Portugal's Parliament on Tuesday approved unprecedented tax increases despite a broad public outcry and concerns that the latest austerity package will prolong the bailed-out country's recession.
The center-right coalition government used its overall parliamentary majority to pass its 2013 budget. All opposition parties voted against the deficit-reduction measures which will cost most workers the equivalent of at least a month's income next year.
Trade unions and business leaders complain the spending plan doesn't do enough to revive an economy that's headed into a third straight year of recession. Hundreds of people protested against the budget outside the parliament building in Lisbon.
Portugal, like other eurozone countries Greece and Ireland, needed a hefty financial rescue to spare it from bankruptcy. It took a €78 billion ($101 billion) bailout 18 months ago and in return promised to reduce its heavy debt and implement economic reforms.
Portugal's bailout creditors — the other members of the group of 17 European Union countries that use the euro, the European Central Bank and the International Monetary Fund — are keen to avoid Portugal becoming another trouble spot like Greece and have praised the government's strategy.
The government says its hands are tied. The three-year bailout deal locks Portugal into cutting its deficit, otherwise its creditors won't send it money. Portugal has so far received €61 billion of the bailout funds.
Finance Minister Vitor Gaspar, who has described the tax hike as "enormous," told lawmakers the budget is "another determined step toward recovery." It will help restore investor confidence in Portugal, allowing it to return to international credit markets as planned in September 2013, he said.
The government is aiming to increase income tax revenue by 30 percent next year while enacting spending cuts worth €2.7 billion. The goal is to reduce the budget deficit to 4.5 percent next year, down from a targeted 5 percent this year.
The government predicts an economic contraction of 1 percent in 2013, though the Paris-based Organization for Economic Cooperation and Development estimated Tuesday it will be 1.8 percent. The government forecasts that the jobless rate, currently at 15.7 percent, will climb to a record 16.4 percent next year.
The country's main opposition parties, the second-largest trade union confederation and private sector association initially gave their blessing to the bailout agreement. But that consensus has evaporated amid rising unemployment and hardship, leaving the coalition government isolated.
Antonio Jose Seguro, leader of the main opposition Socialist Party, said the government is leading Portugal to ruin and should ask its creditors for more time to pay its debts as well as lower interest rates. "More austerity doesn't solve our problems, it worsens them," he said.
He said almost 6,000 companies filed for bankruptcy in the first nine months of this year — a 31 percent increase on the same period in 2011 — as austerity choked consumption.
Outside Parliament, protesters jeered and whistled and chanted "Thieves!" Portugal has witnessed two general strikes this year and almost daily street protests, though there has been little violence.
The tax increases are especially hard on Portugal's middle class.
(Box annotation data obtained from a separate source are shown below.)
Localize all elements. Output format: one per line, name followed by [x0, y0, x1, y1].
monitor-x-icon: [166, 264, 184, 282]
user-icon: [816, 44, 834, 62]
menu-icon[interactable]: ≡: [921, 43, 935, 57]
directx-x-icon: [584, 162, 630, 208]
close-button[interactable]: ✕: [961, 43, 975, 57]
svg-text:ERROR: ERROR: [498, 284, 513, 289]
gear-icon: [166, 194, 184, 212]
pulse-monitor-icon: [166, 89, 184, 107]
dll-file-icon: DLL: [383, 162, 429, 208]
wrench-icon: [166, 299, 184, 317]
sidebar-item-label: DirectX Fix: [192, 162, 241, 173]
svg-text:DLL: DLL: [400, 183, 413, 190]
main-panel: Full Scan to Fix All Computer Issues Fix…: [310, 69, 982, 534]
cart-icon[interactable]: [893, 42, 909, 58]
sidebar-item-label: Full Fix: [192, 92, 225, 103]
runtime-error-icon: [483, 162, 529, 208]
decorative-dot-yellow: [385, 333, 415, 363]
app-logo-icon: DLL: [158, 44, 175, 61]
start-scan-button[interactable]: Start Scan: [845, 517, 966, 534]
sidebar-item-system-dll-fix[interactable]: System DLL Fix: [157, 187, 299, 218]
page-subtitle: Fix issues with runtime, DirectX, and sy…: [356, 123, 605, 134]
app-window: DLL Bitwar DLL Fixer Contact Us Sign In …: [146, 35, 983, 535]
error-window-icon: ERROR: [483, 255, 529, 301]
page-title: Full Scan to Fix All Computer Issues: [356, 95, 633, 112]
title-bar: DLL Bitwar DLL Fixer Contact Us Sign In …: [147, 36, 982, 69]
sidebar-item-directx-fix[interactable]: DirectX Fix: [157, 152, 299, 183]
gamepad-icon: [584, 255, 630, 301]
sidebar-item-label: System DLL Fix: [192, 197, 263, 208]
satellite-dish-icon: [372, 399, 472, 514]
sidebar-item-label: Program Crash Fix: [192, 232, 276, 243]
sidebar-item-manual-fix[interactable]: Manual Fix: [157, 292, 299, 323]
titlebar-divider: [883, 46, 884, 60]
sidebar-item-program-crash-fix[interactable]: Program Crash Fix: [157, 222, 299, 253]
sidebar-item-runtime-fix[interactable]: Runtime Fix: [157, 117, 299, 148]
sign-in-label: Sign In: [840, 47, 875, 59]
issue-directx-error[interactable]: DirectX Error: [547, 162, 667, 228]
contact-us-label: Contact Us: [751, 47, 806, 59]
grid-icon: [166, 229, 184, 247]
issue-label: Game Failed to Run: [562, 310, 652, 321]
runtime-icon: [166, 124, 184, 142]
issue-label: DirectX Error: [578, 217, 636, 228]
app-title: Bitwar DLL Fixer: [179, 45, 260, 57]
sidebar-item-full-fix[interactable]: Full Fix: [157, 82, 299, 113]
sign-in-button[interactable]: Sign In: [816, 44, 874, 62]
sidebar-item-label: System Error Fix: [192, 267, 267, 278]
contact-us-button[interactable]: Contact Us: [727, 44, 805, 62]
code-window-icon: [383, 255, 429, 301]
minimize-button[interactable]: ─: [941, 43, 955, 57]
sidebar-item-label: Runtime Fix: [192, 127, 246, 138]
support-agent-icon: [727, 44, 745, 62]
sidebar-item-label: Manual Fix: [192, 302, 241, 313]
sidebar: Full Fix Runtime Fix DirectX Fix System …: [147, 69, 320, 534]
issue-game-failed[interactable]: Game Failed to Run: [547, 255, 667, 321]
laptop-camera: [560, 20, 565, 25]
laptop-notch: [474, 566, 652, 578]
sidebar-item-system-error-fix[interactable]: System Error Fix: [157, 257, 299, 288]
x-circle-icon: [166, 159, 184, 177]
Due to the changes, someone earning €41,000 a year, for example, will pay 45 percent income tax from Jan. 1 compared with 35.5 percent now.
Most workers fall into the €7,000-€20,000 annual income bracket. Those people will pay 28.5 percent income tax, up from 24.5 percent.
Previously, the top rate of tax of 46.5 percent was for workers or married couples who together earned over €153,300 a year. That top rate will be lowered to cover single or joint earnings above €80,000, which will be taxed at a rate of 48 percent. That income will also be subject to a special "social solidarity" tax of 2.5 percent. Also, there will be a 3.5 percent surcharge tax on everyone's earnings in 2013.